Colombia grabs assets linked to Sinaloa drug cartel

BOGOTA,  (Reuters) – Colombia has seized a bounty of assets including luxury cars and real state that belonged to Mexico’s Sinaloa drug cartel, which dominates drug trafficking into the United States, police in the Andean nation said yesterday.

Colombia, one of the biggest cocaine exporters, has made strides in recent years against Marxist guerrillas and paramilitary groups that finance themselves with drug sales. Some of them have strong ties with Mexican drug cartels.

The 58 confiscated assets, including 36 houses and apartments, 15 companies and six luxury cars, belonged to Antonio Bermudez, a former “right-hand man” of Mexican drug lord Joaquin “Chapo” Guzman, according to Colombian police.

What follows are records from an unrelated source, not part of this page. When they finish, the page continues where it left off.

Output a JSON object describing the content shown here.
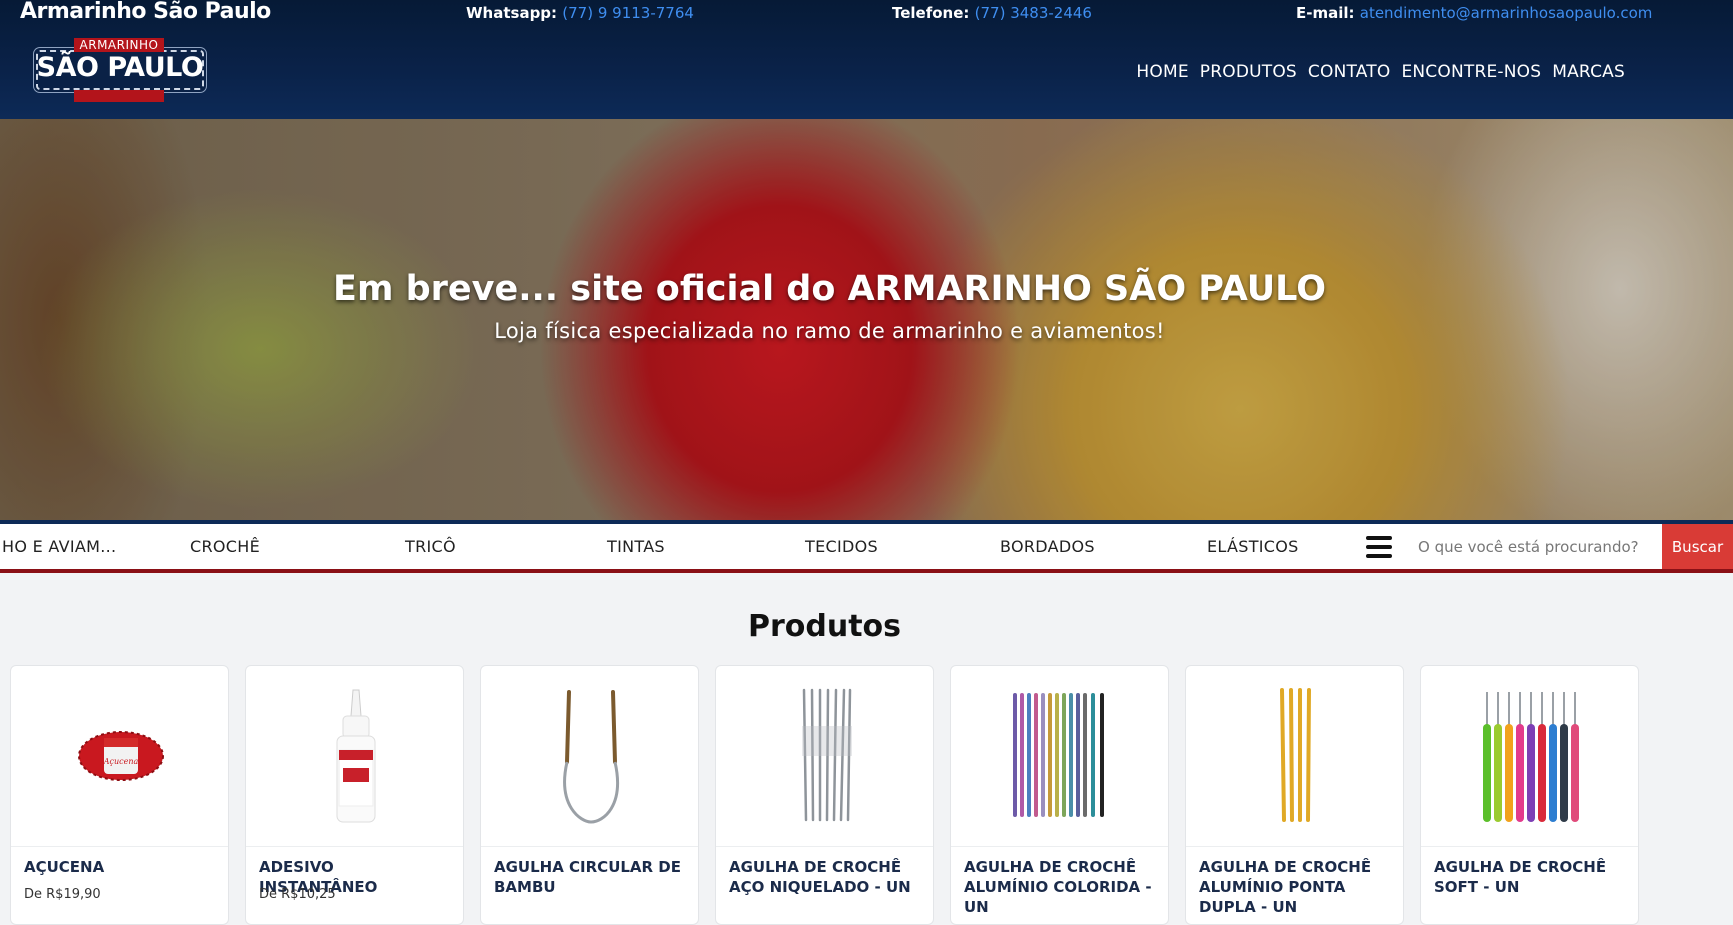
{
  "header": {
    "brand_title": "Armarinho São Paulo",
    "whatsapp_label": "Whatsapp:",
    "whatsapp_value": "(77) 9 9113-7764",
    "phone_label": "Telefone:",
    "phone_value": "(77) 3483-2446",
    "email_label": "E-mail:",
    "email_value": "atendimento@armarinhosaopaulo.com",
    "logo_top": "ARMARINHO",
    "logo_name": "SÃO PAULO",
    "nav": [
      "HOME",
      "PRODUTOS",
      "CONTATO",
      "ENCONTRE-NOS",
      "MARCAS"
    ]
  },
  "hero": {
    "title": "Em breve... site oficial do ARMARINHO SÃO PAULO",
    "subtitle": "Loja física especializada no ramo de armarinho e aviamentos!"
  },
  "categories": [
    "HO E AVIAM...",
    "CROCHÊ",
    "TRICÔ",
    "TINTAS",
    "TECIDOS",
    "BORDADOS",
    "ELÁSTICOS"
  ],
  "search": {
    "placeholder": "O que você está procurando?",
    "button": "Buscar"
  },
  "products": {
    "title": "Produtos",
    "items": [
      {
        "name": "AÇUCENA",
        "price": "De R$19,90",
        "icon": "yarn-skein-icon"
      },
      {
        "name": "ADESIVO INSTANTÂNEO",
        "price": "De R$10,25",
        "icon": "glue-bottle-icon"
      },
      {
        "name": "AGULHA CIRCULAR DE BAMBU",
        "price": "",
        "icon": "circular-needle-icon"
      },
      {
        "name": "AGULHA DE CROCHÊ AÇO NIQUELADO - UN",
        "price": "",
        "icon": "steel-hooks-icon"
      },
      {
        "name": "AGULHA DE CROCHÊ ALUMÍNIO COLORIDA - UN",
        "price": "",
        "icon": "colored-hooks-icon"
      },
      {
        "name": "AGULHA DE CROCHÊ ALUMÍNIO PONTA DUPLA - UN",
        "price": "",
        "icon": "double-hooks-icon"
      },
      {
        "name": "AGULHA DE CROCHÊ SOFT - UN",
        "price": "",
        "icon": "soft-hooks-icon"
      }
    ]
  },
  "colors": {
    "header_bg": "#0a2249",
    "link_blue": "#3f8ef0",
    "search_button": "#d93b36",
    "accent_red": "#8a1016"
  }
}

The seizure could hurt the finances of El Chapo – as the Sinaloa cartel leader is known -, who became a household name when he escaped a Mexican maximum security prison in a laundry cart in 2001.

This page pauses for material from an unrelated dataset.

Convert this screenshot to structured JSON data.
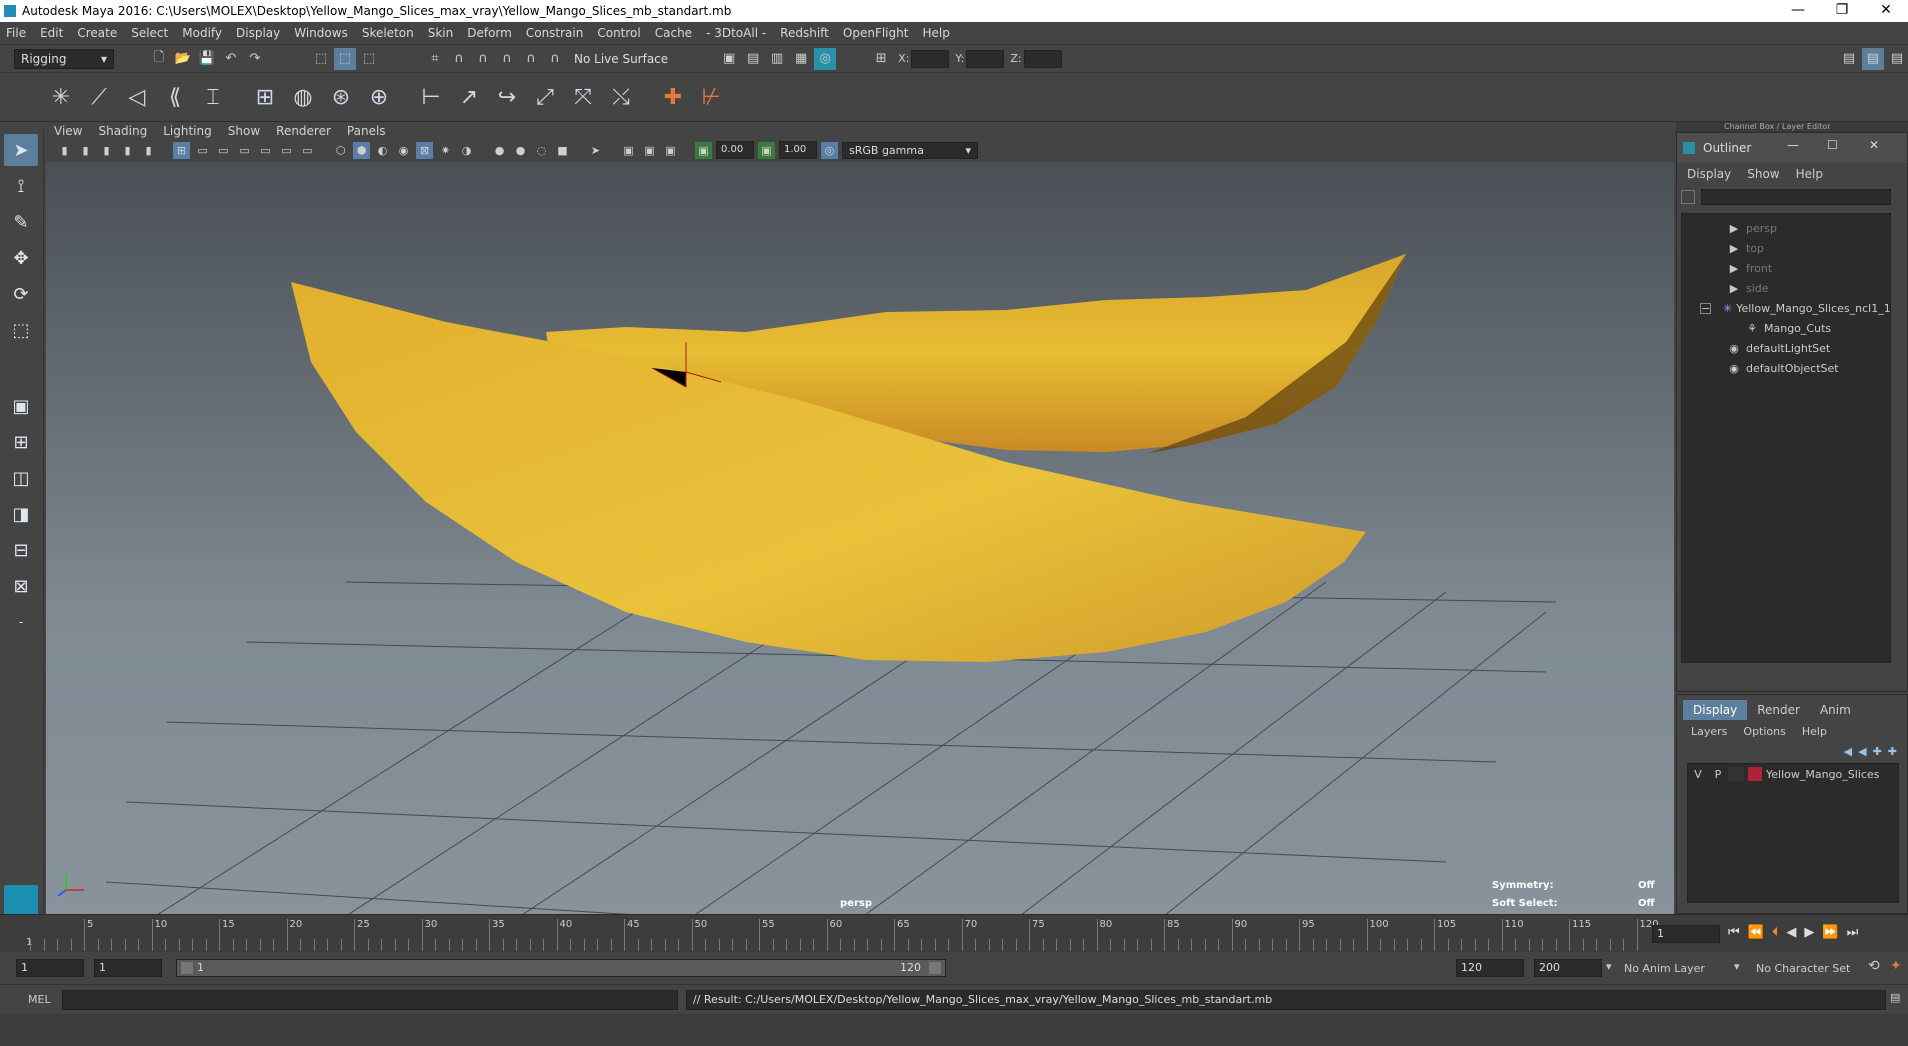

“This is one of the biggest blows against criminal organizations,” said General Jose Roberto Leon, deputy director of the Colombian police force. “This was an operation against the side of drug trafficking that deals with investments in the legal economy.”

Police footage showed a lavishly decorated country home with a swimming pool. The seizure of assets, valued at about $15 million, followed the expropriation in 2010 of 264 Sinaloa-owned goods valued at some $85 million.

The assets were found in the Colombian cities of Medellin, Bogota, Cali and several towns in the northern Antioquia region, police said.

The investigation that led to the seizure was carried out by Colombian police, the Colombian attorney general’s office and the U.S. Drug Enforcement Agency. Colombia has benefited from billions of dollars in U.S. aid that has allowed it to cripple illegal armed groups.

Mexican President Felipe Calderon pledged upon taking office in 2006 to defeat drug cartels operating in Mexico. But the cartels have continued to thrive during a war that has seen widespread drug-related violence and the deaths of more than 50,000 people.

The U.S. government has offered a $5 million award for information leading to the capture of El Chapo – Spanish for “Shorty” -, who is ranked on Forbes’ list of the world’s most powerful people.

Bermudez is a Colombian citizen described by police as Guzman’s top lieutenant. He was arrested in Mexico in 2008 and is imprisoned in the United States.